Pure_Ownage
TheBrownDog
I have had a bit of time to ruminate on this - I missed a lot of the Adelaide match dealing with some other shit but watched most of Melbourne.
There’s no right or wrong way to handle tough batting conditions, as much as the ‘up in arms’ brigade want to have you believe that there are.
What I believe the issue is, is that in modern cricket, everyone, more or less anyway, has the SAME way.
The obvious example is Harry Brook.
Now Brook has become a bit of a pin up boy for criticism at times because of how he gets dismissed and the way it looks and his perceived lack of willingness to change his game. But is his perceived lack of willingness really any different to a Rahul Dravid or Jacques Kallis who rarely if ever changed theirs? They had a method and it worked. So they stuck with it and only deviated from it a little when the situation would allow, where their strike rate would go from their normal range of 35-45, above 50 and up to 60.
Brook is similar. He has his method, it works, and he bases his small variations around it - he will almost always operate in an attacking space, sometimes it will be with a LOT of boundaries, other times it will be with a very high rotation of strike but almost always it will be with a strike rate above 75, and sometimes up to 90+.
For HIM, it works.
And regardless of whether his critics want to acknowledge it, it has worked a number of times on pitches helping bowlers out, either on a large scale, such as his 180 in NZ in 2022, or over there earlier this year with his 120 (I’ll exclude his 170 as he was dropped 5-6 times). Even this series on the two most difficult pitches, it was he who handled the day one Perth pitch best with a half century, and he looked completely untroubled on day one in Melbourne (first ball excepted) until he was dismissed and he actually got out playing a perfectly normal forward push. He trusts it, and his freak eye allows it to work with reasonable regularity. It’s worked on some spin friendly pitches in the second and third tests in his first away series in Pakistan too (the first test in that series was a road). It’s often forgotten that in the last Ashes at The Oval, in the two first innings’ Smith was the only other batsman to pass 47 from either team; Brook clobbered 85 from 91 to set up England in a match they won after Hazlewood, Cummins and Marsh had them in trouble on the first morning.
The ‘problem’ is that his method or similar seems to be the norm for basically everyone and that won’t work for many players. Travis Head can do it when he’s in form, Aidan Markram has his moments, Rishabh Pant has them occasionally, I would think at some point in the future a player like Jaiswal will probably play the odd innings similar as well.

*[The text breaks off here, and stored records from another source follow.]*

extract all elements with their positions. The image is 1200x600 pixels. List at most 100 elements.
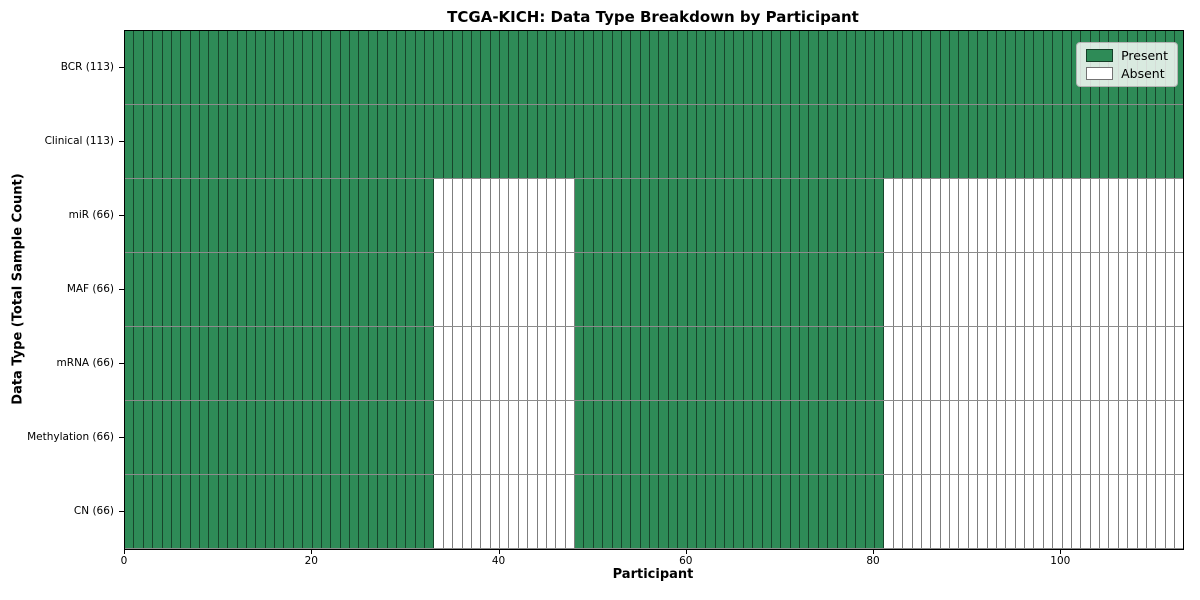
y-tick-label: BCR (113) [60, 60, 114, 73]
heatmap-cell [875, 105, 885, 178]
heatmap-cell [181, 475, 191, 548]
heatmap-cell [1100, 179, 1110, 252]
heatmap-cell [678, 253, 688, 326]
heatmap-cell [359, 31, 369, 104]
heatmap-cell [162, 253, 172, 326]
heatmap-cell [565, 179, 575, 252]
heatmap-cell [809, 31, 819, 104]
heatmap-cell [678, 327, 688, 400]
heatmap-cell [284, 327, 294, 400]
heatmap-cell [668, 105, 679, 178]
heatmap-cell [518, 253, 529, 326]
heatmap-cell [218, 179, 229, 252]
heatmap-cell [490, 401, 500, 474]
heatmap-cell [959, 31, 969, 104]
heatmap-cell [668, 31, 679, 104]
heatmap-cell [762, 475, 772, 548]
heatmap-cell [584, 475, 594, 548]
heatmap-cell [621, 31, 632, 104]
heatmap-cell [490, 327, 500, 400]
heatmap-cell [1071, 401, 1082, 474]
heatmap-cell [696, 105, 707, 178]
heatmap-cell [284, 105, 294, 178]
heatmap-cell [875, 179, 885, 252]
heatmap-cell [153, 31, 163, 104]
heatmap-cell [265, 253, 275, 326]
heatmap-cell [556, 105, 566, 178]
heatmap-cell [434, 401, 444, 474]
heatmap-cell [584, 253, 594, 326]
heatmap-cell [284, 475, 294, 548]
heatmap-cell [828, 401, 838, 474]
heatmap-cell [462, 105, 472, 178]
heatmap-cell [809, 475, 819, 548]
heatmap-cell [256, 105, 266, 178]
heatmap-cell [781, 105, 791, 178]
heatmap-cell [134, 401, 144, 474]
heatmap-cell [1006, 253, 1016, 326]
heatmap-cell [209, 31, 219, 104]
heatmap-cell [134, 475, 144, 548]
heatmap-cell [1128, 179, 1138, 252]
heatmap-cell [1034, 179, 1044, 252]
heatmap-cell [246, 253, 257, 326]
heatmap-cell [650, 253, 660, 326]
heatmap-cell [762, 179, 772, 252]
heatmap-cell [1025, 401, 1035, 474]
heatmap-cell [715, 31, 725, 104]
heatmap-cell [565, 253, 575, 326]
heatmap-cell [659, 105, 669, 178]
heatmap-cell [931, 105, 941, 178]
heatmap-cell [818, 105, 829, 178]
heatmap-cell [921, 179, 932, 252]
absent-swatch [1086, 67, 1114, 80]
heatmap-cell [462, 475, 472, 548]
heatmap-cell [537, 31, 547, 104]
heatmap-cell [546, 253, 557, 326]
heatmap-cell [884, 401, 894, 474]
heatmap-cell [950, 401, 960, 474]
heatmap-cell [968, 475, 979, 548]
heatmap-cell [509, 401, 519, 474]
heatmap-cell [1043, 179, 1054, 252]
heatmap-cell [265, 179, 275, 252]
x-tick-mark [311, 549, 313, 554]
heatmap-cell [631, 31, 641, 104]
heatmap-cell [321, 31, 332, 104]
heatmap-cell [1109, 401, 1119, 474]
heatmap-cell [256, 475, 266, 548]
heatmap-cell [125, 401, 135, 474]
heatmap-cell [500, 475, 510, 548]
heatmap-cell [209, 401, 219, 474]
heatmap-cell [790, 105, 800, 178]
heatmap-cell [162, 401, 172, 474]
heatmap-cell [828, 179, 838, 252]
plot-area: Present Absent [124, 30, 1184, 550]
heatmap-cell [753, 31, 763, 104]
heatmap-cell [1015, 179, 1025, 252]
heatmap-cell [565, 401, 575, 474]
heatmap-cell [171, 31, 182, 104]
heatmap-cell [818, 179, 829, 252]
heatmap-cell [865, 475, 875, 548]
heatmap-cell [453, 253, 463, 326]
heatmap-cell [256, 327, 266, 400]
heatmap-cell [893, 327, 904, 400]
heatmap-cell [200, 327, 210, 400]
heatmap-cell [575, 31, 585, 104]
heatmap-cell [621, 327, 632, 400]
heatmap-cell [406, 327, 416, 400]
heatmap-cell [790, 253, 800, 326]
heatmap-cell [1128, 253, 1138, 326]
heatmap-cell [978, 179, 988, 252]
x-tick-label: 40 [491, 555, 506, 567]
heatmap-cell [546, 475, 557, 548]
heatmap-cell [940, 327, 950, 400]
heatmap-cell [800, 179, 810, 252]
heatmap-cell [1175, 179, 1184, 252]
heatmap-cell [828, 105, 838, 178]
heatmap-cell [856, 105, 866, 178]
heatmap-cell [528, 327, 538, 400]
heatmap-cell [1090, 475, 1100, 548]
heatmap-cell [575, 253, 585, 326]
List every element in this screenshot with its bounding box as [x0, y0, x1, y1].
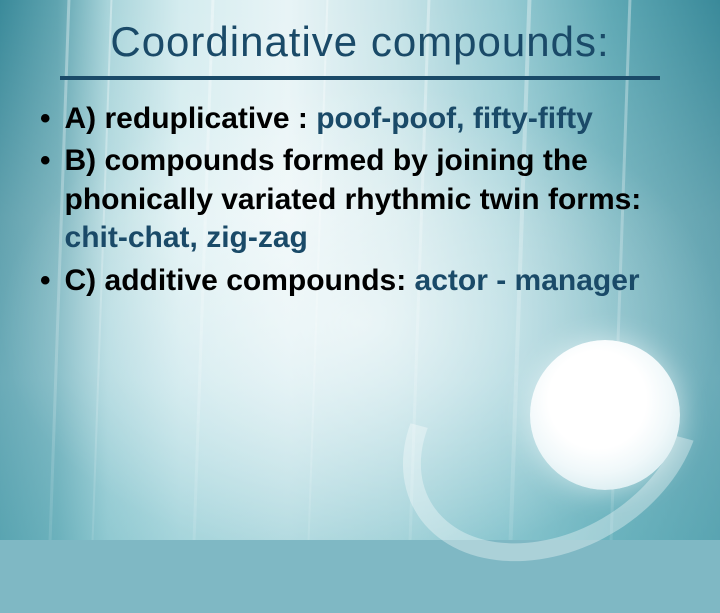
bullet-lead: B) compounds formed by joining the phoni… [65, 144, 642, 215]
list-item: • A) reduplicative : poof-poof, fifty-fi… [40, 100, 680, 138]
bullet-text: C) additive compounds: actor - manager [65, 262, 640, 300]
bullet-dot: • [40, 100, 51, 138]
bullet-highlight: poof-poof, fifty-fifty [316, 102, 593, 135]
list-item: • B) compounds formed by joining the pho… [40, 142, 680, 257]
list-item: • C) additive compounds: actor - manager [40, 262, 680, 300]
bullet-list: • A) reduplicative : poof-poof, fifty-fi… [0, 80, 720, 300]
slide-title: Coordinative compounds: [30, 18, 690, 76]
bullet-text: A) reduplicative : poof-poof, fifty-fift… [65, 100, 593, 138]
bullet-dot: • [40, 142, 51, 180]
bullet-dot: • [40, 262, 51, 300]
bullet-lead: C) additive compounds: [65, 264, 415, 297]
bullet-highlight: chit-chat, zig-zag [65, 221, 308, 254]
bullet-lead: A) reduplicative : [65, 102, 317, 135]
bullet-text: B) compounds formed by joining the phoni… [65, 142, 680, 257]
bullet-highlight: actor - manager [415, 264, 640, 297]
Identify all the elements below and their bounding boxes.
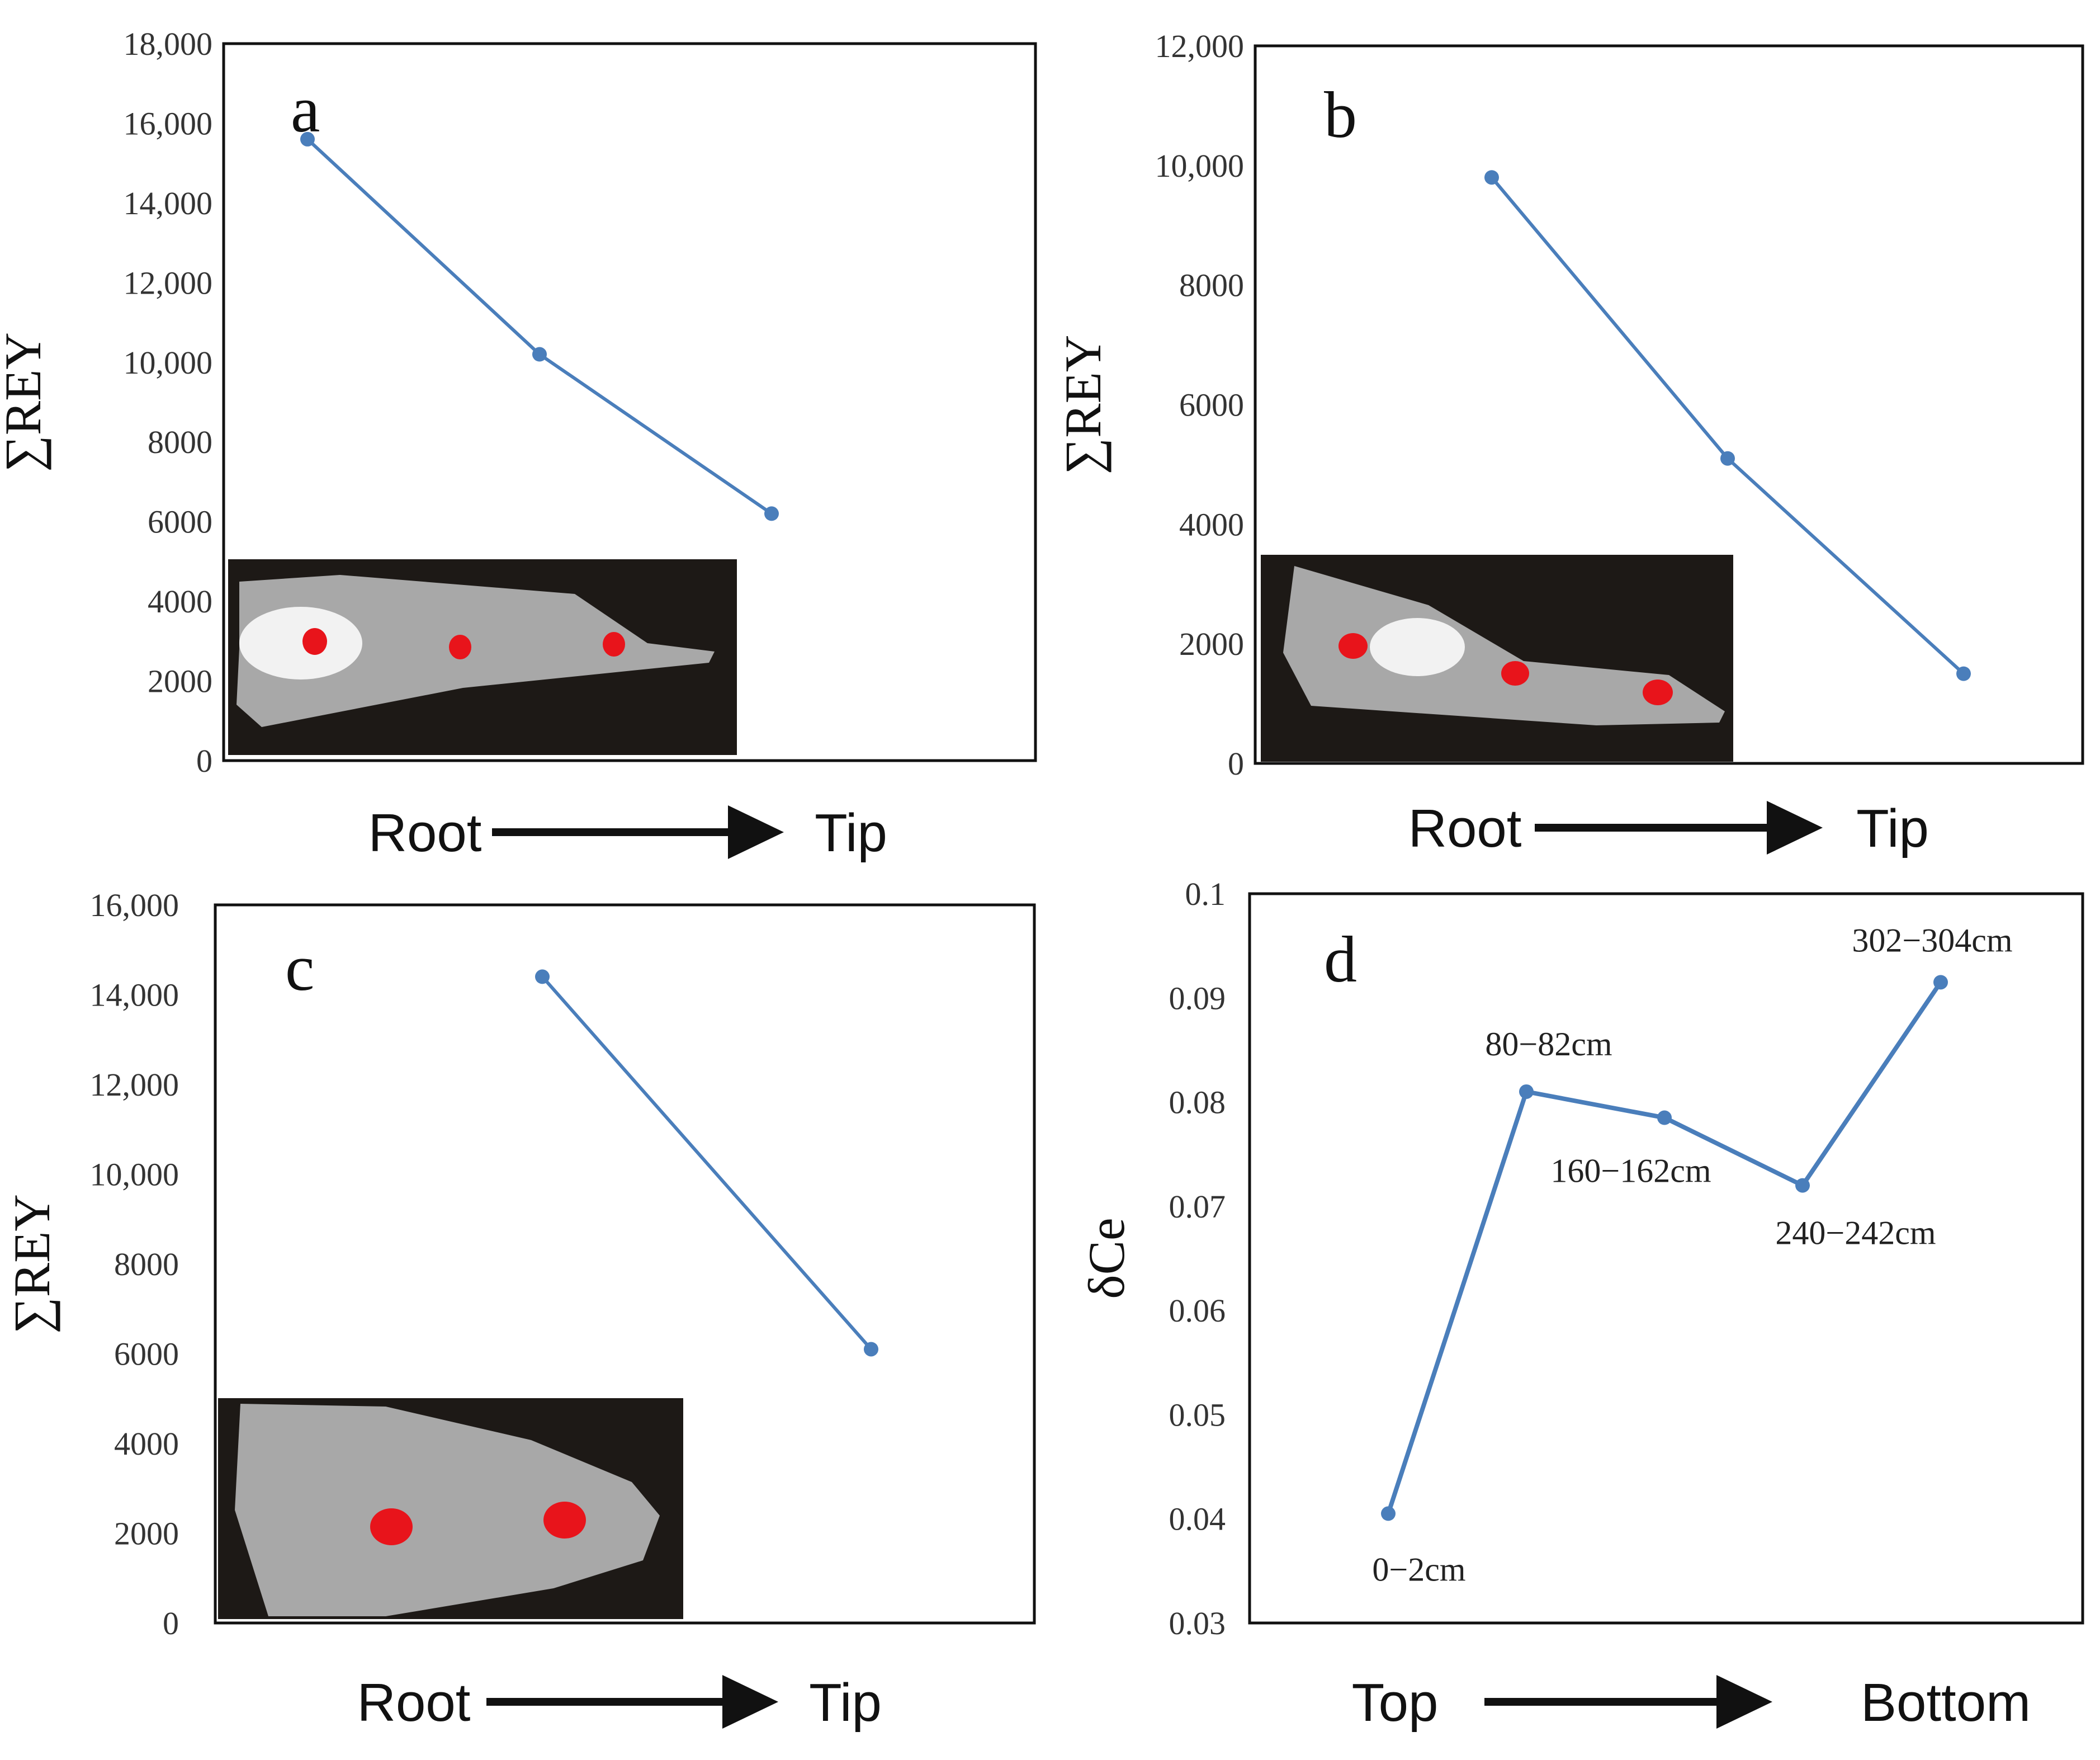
y-axis-label: δCe (1078, 1218, 1135, 1299)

The only player who jumps off the page at me since Brathwaite completely forgot how to bat, as a dig-in, pure tough conditions ‘specialist’ is Temba Bavuma. He just has a method of digging in and playing the ball with soft hands, late, and keeping it down.
Then you have one very small group of other players who I would consider ‘problem solvers’ who aren’t locked into one method of playing but DO actually assess the conditions, and try and make adjustments to them and there’s no prizes for guessing that Smith is the best of them. He’s not committed to one way, he grafts, he leaves, he drops the ball into the offside, he changes where he stands, he squares up, he bats deep in his crease, he plays late. He will attack and take the bowling on if he needs to.
Williamson is arguably the best in the world at playing the ball late and getting it to ground when he is faced with those pitches but seems to have a bit of an Achilles heel when the pitch is fast. It helps him that the Kiwi pitches are slower.
Root is in a trot in the last two games but he generally finds a way whether the pitches are spinning (he sweeps, reverse sweeps, uses his feet, uses the crease) or seaming and can up the ante if that’s the way forward. He thinks about the game.
The other left field one that comes to mind is KL Rahul, and it’s probably why all but 2 of his centuries have come away from home; he doesn’t have a great average but once he survives the early stages he seems to find a way to get on top of the ball, guide the seaming ball down, soft hands etc, he is very patient, rides bounce well, and lets bowlers come to him.
Essentially there is nothing wrong with approaching tough conditions with an attack-first mindset, IF that is something you’re capable of doing. Unfortunately I’d say nearly 80 per cent of top 7 batsmen around the world have talked themselves into believing that that’s how they have to play when things get tough now when in reality about 10-15 per cent of them are capable of actually pulling it off with any regularity.
That's a t20 mindset though.
Everyone plays one super match winning ball bashing innings then thinks that it will work for them in test cricket every month. Bar a select few it wont.